Citation "Guideline for the Analysis of Local Area Network Security" Category: Computer Security; Subcategory: Risk Analysis and Contingency Planning. Federal Information Processing Standards Publication 191 (U.S. Department of Commerce/Technology Administration and National Institute of Standards and Technology, 9 November 1994)
Pages 8
Extract Remote computing must be controlled so that only authorized users may access remote components and remote applications. Servers must be able to authenticate remote users who request services or applications. These requests may also call for the local and remote servers to authenticate to each other. The inability to authenticate can lead to unauthorized users being granted access to remote servers and applications. There must be some level of assurance regarding the integrity of applications utilized by many users over a LAN.
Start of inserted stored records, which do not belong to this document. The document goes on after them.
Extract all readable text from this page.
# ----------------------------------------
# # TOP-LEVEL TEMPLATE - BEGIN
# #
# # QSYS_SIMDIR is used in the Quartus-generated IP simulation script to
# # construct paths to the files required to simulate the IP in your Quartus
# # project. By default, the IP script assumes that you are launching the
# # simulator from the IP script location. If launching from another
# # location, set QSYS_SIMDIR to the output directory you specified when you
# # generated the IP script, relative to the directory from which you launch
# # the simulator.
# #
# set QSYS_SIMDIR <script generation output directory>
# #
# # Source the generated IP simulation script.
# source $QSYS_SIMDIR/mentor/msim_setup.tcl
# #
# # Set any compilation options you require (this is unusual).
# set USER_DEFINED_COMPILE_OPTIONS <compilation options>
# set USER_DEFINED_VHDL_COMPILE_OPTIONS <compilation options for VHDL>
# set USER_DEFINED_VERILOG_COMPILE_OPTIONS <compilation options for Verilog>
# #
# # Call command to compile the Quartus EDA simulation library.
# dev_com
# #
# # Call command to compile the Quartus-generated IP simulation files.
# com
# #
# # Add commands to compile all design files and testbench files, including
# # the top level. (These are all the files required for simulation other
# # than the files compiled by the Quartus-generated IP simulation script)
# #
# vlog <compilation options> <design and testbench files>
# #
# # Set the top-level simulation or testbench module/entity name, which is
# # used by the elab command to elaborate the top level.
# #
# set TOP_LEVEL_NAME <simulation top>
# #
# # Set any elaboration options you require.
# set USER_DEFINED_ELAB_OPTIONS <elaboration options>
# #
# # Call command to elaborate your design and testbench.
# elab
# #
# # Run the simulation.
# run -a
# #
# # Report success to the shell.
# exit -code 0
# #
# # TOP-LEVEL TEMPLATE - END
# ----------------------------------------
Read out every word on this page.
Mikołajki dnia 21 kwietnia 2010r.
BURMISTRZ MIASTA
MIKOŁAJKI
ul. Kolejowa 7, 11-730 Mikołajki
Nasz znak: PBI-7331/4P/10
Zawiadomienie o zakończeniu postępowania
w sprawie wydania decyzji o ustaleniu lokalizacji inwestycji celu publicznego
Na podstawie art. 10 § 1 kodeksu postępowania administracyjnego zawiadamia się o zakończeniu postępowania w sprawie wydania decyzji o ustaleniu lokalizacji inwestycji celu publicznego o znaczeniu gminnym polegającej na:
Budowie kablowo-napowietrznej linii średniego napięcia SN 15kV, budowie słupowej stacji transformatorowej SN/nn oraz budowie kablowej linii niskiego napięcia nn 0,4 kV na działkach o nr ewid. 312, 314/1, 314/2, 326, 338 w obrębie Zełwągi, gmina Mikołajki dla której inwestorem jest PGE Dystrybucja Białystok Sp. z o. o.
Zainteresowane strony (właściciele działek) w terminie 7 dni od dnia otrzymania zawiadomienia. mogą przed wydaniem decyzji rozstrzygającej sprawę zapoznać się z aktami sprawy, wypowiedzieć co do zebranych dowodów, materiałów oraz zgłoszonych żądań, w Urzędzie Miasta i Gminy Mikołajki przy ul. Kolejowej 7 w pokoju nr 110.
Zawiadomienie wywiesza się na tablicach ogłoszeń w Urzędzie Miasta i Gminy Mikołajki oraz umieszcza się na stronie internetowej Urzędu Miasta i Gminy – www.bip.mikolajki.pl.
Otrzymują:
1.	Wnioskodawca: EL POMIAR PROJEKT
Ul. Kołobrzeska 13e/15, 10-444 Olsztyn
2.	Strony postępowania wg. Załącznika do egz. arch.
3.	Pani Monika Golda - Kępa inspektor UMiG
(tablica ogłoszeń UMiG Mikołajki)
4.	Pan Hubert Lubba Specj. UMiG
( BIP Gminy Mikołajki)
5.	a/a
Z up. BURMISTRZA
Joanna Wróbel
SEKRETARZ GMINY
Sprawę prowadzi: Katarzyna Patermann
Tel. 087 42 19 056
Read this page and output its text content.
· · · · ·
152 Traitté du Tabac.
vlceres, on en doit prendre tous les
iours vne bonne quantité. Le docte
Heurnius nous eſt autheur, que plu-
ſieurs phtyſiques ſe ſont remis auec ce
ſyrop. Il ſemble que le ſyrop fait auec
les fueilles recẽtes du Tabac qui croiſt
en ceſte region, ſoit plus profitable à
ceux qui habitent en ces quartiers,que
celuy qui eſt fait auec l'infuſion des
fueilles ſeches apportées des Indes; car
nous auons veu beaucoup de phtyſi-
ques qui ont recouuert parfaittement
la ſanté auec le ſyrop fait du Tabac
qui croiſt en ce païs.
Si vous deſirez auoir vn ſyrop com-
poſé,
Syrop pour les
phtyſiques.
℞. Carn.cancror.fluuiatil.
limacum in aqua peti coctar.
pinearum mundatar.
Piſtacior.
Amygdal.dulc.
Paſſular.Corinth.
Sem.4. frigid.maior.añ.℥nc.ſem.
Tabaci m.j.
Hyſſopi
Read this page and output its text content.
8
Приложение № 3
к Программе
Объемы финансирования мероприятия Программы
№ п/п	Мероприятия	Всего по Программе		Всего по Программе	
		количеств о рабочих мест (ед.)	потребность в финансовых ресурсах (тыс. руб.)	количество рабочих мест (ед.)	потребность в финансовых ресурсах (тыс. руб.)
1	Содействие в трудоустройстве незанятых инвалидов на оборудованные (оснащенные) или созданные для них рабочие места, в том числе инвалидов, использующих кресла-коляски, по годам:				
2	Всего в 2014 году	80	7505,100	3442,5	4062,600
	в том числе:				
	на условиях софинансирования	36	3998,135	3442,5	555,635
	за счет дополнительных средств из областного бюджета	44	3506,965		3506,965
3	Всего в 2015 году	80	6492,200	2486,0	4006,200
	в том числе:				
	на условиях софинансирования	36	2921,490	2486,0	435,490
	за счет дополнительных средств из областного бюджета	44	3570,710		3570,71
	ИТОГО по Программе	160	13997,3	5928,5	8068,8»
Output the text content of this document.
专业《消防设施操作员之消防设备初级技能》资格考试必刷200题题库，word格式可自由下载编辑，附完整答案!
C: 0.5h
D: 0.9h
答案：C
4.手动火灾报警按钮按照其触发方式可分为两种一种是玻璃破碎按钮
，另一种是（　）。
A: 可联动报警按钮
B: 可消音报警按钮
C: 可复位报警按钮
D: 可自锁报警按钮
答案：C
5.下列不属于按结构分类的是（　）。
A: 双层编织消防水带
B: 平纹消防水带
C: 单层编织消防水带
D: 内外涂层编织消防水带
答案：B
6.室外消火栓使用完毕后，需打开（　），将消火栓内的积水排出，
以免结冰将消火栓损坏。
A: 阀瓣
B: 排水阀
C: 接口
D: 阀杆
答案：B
Citation "Guideline for the Analysis of Local Area Network Security" Category: Computer Security; Subcategory: Risk Analysis and Contingency Planning. Federal Information Processing Standards Publication 191 (U.S. Department of Commerce/Technology Administration and National Institute of Standards and Technology, 9 November 1994)
Pages 12
Extract To prevent compromising the security of the resource (i.e. corrupting the resource, or lessening the availability of the resource), only those who require the use of the resource should be permitted to utilize that resource. Unauthorized access occurs when a user, legitimate or unauthorized, accesses a resource that the user is not permitted to use.

Citation United States. General Services Administration. Information Resources Management Service. Electronic forms systems analysis and design. 1993.
Pages 16
Extract Safeguards must be installed ... to assure that only authorized persons have access to the forms.